Francois Pinault, 61, the diminutive Breton who has just bought Christie's, started out with his father's small, rural logging business 35 years ago. He now controls a global business empire worth an estimated pounds 1.5bn, stretching from the ski slopes of Vail, Colorado, to the Chateau Latour vineyards in the Medoc, to the FNAC record, books and electrical stores, to the Prisunic and Printemps department stores.

In the classic French fashion, the holdings are arranged in a "cascade", or series of loosely interlocking boxes, with the Artemis holding company at the centre.
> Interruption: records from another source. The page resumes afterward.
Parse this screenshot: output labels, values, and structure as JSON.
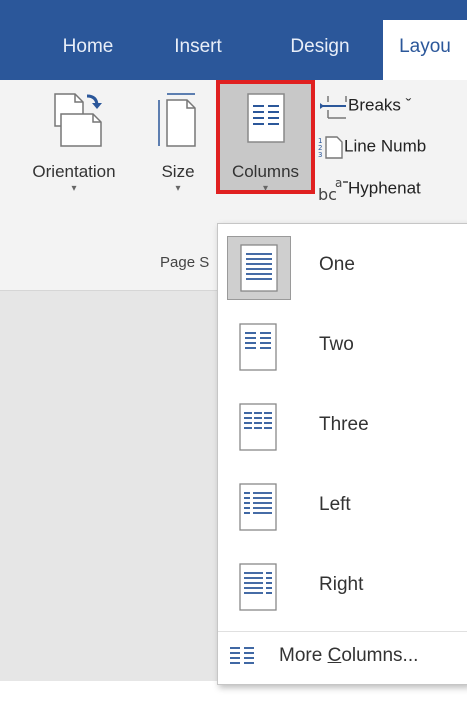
{
  "tabs": [
    "Home",
    "Insert",
    "Design",
    "Layou"
  ],
  "ribbon": {
    "orientation": "Orientation",
    "size": "Size",
    "columns": "Columns",
    "breaks": "Breaks ˇ",
    "line_numbers": "Line Numb",
    "hyphenation": "Hyphenat",
    "group_label": "Page S"
  },
  "columns_menu": {
    "items": [
      "One",
      "Two",
      "Three",
      "Left",
      "Right"
    ],
    "selected": "One",
    "more_prefix": "More ",
    "more_underlined": "C",
    "more_suffix": "olumns..."
  },
  "colors": {
    "tab_bar": "#2b579a",
    "highlight_border": "#e02020",
    "ribbon_bg": "#f3f3f3"
  }
}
In one respect, Mr Pinault is a true exception to the French rule. Unlike other Gallic empire-builders such as Bernard Arnault of LVMH, he is not a scion of the politico-bureaucratic establishment in Paris. He never attended any of the elite educational establishments; he never even passed his baccalaureate. He started his career by lurking on the edges of the bankruptcy courts, picking up failing businesses cheap.

In another sense, Mr Pinault is a classic entrepreneur of the French type, a man who has made good by understanding how to operate within the ponderous complexities, vanities and favouritisms of the French state and political system.

In the late Eighties, he abruptly moved up several divisions to the national and then the international league. For 20 years he has been a close friend of President Jacques Chirac: a friendship which is said to have boosted his career in 1986-88 when Mr Chirac was prime minister and Mr Pinault made his first big industrial acquisitions, picking up struggling companies with state aid.

"Pinault knew at each stage all the details of what his competitors were offering," a senior civil servant told the French magazine Le Point. Allegations of this kind - nothing clearly illegal, but many things which have left a bad taste - have followed Mr Pinault. He was a great beneficiary of the lunatic expansions of the state-owned bank Credit Lyonnais in the late Eighties and early Nineties. When Credit Lyonnais, a great investor in US junk bonds, was forced to sell out in 1992, Pinault bought most of the bonds - with a soft loan from Credit Lyonnais.

Some of his US acquisitions have tripled and quadrupled in value since then; they did not cost him a centime. Similarly dubious circumstances surrounded his acquisition of the Au Printemps stores in 1991. He bought another chain, Conforama, for pounds 450m; sold it to Printemps for pounds 460m six months later and in lieu of cash took two-thirds of the Printemps shares, in effect buying two companies for the price of one.

At the same time friends describe Mr Pinault as cultured and, in his own way, a man of principle. From a chance meeting when they were both young, he has always vehemently detested another Breton, Jean-Marie Le Pen, leader of the far-right National Front. He gave a large amount of money to the philosopher and film-maker Bernard Henri-Levy for his work on behalf of Bosnia.

Why the interest in Christie's? Mr Pinault has built up a valuable collection of modern art; some see the acquisition as a hobby. Others point to the deregulation of the French auction market, which will give huge opportunities to international firms such as Christie's and Sotheby's.

It would appeal to Mr Pinault's sense of humour to own the blue-chip "British" firm invading the French market.